The compilation command and output for the primary OpenACC region looks like this:

```
ftn -module t/Linux.PGI.acc/m -It/Linux.PGI.acc/m -acc -Minfo=acc -I/ccs/home/ajacobs/Codebase/Microphysics/eos/helmholtz -c -o t/Linux.PGI.acc/o/react_state.o /ccs/home/ajacobs/Codebase/MAESTRO/Source/react_state.f90
burner_loop_3d:
764, Generating copyin(sold(lo:hi,lo:hi,lo:hi,:),tempbar_init(0:hi),ldt,rho_hext(lo:hi,lo:hi,lo:hi))
Generating copyout(snew(lo:hi,lo:hi,lo:hi,:),rho_omegadot(lo:hi,lo:hi,lo:hi,:),rho_hnuc(lo:hi,lo:hi,lo:hi))
771, Accelerator kernel generated
Generating Tesla code
775, !$acc loop gang, vector(128) collapse(3) ! blockidx%x threadidx%x
776, ! blockidx%x threadidx%x collapsed
777, ! blockidx%x threadidx%x collapsed
785, !$acc loop seq
821, !$acc loop seq
836, !$acc loop seq
842, !$acc loop seq
852, !$acc loop seq
785, Loop is parallelizable
821, Loop is parallelizable
836, Loop carried reuse of snew prevents parallelization
842, Loop is parallelizable
852, Loop carried reuse of snew prevents parallelization
```

Even when this triple loop is 64**3, this code runs slower than the version compiled without OpenACC and run in serial.
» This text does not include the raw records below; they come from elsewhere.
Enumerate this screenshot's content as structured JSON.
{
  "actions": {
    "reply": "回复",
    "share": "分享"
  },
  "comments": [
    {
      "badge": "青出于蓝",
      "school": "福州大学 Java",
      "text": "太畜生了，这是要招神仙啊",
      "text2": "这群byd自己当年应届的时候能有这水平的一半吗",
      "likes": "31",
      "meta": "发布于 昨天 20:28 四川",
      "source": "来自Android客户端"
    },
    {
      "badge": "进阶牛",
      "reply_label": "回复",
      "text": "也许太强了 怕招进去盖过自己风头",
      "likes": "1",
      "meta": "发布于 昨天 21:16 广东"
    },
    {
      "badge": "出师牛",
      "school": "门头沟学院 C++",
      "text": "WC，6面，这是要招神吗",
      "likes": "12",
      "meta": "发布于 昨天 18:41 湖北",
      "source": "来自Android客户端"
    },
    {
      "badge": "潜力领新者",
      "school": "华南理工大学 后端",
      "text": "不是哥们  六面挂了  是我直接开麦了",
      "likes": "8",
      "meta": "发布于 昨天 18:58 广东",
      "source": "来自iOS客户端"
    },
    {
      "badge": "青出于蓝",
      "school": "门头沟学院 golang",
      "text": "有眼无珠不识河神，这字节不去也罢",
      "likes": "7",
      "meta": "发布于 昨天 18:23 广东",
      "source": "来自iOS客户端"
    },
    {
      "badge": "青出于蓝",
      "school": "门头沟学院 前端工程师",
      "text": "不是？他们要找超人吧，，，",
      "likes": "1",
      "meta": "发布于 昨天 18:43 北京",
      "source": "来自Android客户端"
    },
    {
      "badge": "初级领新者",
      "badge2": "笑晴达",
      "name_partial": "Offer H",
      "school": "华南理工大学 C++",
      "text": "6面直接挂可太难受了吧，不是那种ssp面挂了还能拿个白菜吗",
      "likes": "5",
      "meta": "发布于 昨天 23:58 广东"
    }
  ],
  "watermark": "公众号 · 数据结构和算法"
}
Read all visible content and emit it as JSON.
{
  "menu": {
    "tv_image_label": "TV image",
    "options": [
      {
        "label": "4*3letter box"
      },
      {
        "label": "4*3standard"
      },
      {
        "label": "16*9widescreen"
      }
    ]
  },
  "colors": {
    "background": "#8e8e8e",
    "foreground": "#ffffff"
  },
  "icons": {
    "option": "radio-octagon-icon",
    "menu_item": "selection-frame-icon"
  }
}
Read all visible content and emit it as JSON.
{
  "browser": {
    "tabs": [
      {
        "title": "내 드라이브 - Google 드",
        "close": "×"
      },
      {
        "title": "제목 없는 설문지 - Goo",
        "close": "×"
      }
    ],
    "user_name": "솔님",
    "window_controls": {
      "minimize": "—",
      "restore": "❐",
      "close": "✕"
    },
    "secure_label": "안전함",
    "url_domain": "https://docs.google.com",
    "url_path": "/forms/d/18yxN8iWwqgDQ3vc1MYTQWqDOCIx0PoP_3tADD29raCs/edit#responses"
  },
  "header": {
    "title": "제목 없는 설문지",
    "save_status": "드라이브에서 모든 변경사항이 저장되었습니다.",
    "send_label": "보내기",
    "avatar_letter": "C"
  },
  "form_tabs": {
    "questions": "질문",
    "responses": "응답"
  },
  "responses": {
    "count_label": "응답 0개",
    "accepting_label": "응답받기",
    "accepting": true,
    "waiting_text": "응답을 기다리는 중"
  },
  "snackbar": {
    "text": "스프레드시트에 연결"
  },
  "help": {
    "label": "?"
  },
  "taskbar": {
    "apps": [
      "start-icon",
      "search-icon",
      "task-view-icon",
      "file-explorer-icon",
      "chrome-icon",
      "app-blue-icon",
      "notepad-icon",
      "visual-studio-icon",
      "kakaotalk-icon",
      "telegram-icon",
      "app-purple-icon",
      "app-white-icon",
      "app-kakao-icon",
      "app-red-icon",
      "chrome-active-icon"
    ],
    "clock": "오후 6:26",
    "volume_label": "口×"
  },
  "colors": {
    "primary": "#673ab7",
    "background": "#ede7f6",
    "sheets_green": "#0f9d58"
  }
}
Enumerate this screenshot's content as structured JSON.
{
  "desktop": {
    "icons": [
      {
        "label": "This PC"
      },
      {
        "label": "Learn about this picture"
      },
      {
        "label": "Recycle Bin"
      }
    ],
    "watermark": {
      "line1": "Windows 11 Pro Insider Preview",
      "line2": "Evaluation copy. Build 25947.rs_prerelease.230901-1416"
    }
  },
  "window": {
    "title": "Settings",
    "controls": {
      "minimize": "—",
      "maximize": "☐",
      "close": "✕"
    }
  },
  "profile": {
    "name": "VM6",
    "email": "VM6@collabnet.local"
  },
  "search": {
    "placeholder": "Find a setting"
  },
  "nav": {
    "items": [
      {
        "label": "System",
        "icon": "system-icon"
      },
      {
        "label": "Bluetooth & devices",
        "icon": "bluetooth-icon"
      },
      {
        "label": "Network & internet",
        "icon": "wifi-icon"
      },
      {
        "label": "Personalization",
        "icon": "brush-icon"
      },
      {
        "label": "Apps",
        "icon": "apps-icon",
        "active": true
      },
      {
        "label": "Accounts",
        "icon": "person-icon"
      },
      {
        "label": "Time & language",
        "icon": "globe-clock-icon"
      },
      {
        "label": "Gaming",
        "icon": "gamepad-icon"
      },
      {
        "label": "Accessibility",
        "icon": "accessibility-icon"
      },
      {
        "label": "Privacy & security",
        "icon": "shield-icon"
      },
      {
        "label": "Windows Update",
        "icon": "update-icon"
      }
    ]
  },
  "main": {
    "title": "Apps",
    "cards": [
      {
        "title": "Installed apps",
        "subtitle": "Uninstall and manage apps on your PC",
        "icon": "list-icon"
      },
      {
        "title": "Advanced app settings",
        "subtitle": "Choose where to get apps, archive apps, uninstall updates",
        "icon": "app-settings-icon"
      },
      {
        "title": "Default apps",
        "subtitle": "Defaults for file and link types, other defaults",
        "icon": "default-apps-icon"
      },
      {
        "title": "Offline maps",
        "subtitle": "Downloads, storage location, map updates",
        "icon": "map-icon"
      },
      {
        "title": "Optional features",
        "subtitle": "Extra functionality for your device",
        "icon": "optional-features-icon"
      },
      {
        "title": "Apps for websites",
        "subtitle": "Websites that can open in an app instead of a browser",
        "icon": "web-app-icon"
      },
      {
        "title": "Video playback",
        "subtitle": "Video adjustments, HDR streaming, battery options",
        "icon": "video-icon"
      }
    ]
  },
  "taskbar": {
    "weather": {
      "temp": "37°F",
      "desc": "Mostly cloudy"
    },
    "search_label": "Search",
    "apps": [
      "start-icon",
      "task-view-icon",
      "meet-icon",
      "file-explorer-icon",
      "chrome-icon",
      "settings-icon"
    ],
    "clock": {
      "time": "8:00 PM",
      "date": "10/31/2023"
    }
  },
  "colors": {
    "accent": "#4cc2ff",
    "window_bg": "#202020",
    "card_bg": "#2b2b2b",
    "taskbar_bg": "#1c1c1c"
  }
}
Does anyone have insight into why it runs so slow? From PGI_ACC_NOTIFY=3 I know there’s not any data thrashing. There’s just some upload before the loop and download after, and only done with data that is needed. The compute just seems to be running very slow and it’s very hard to profile as to why.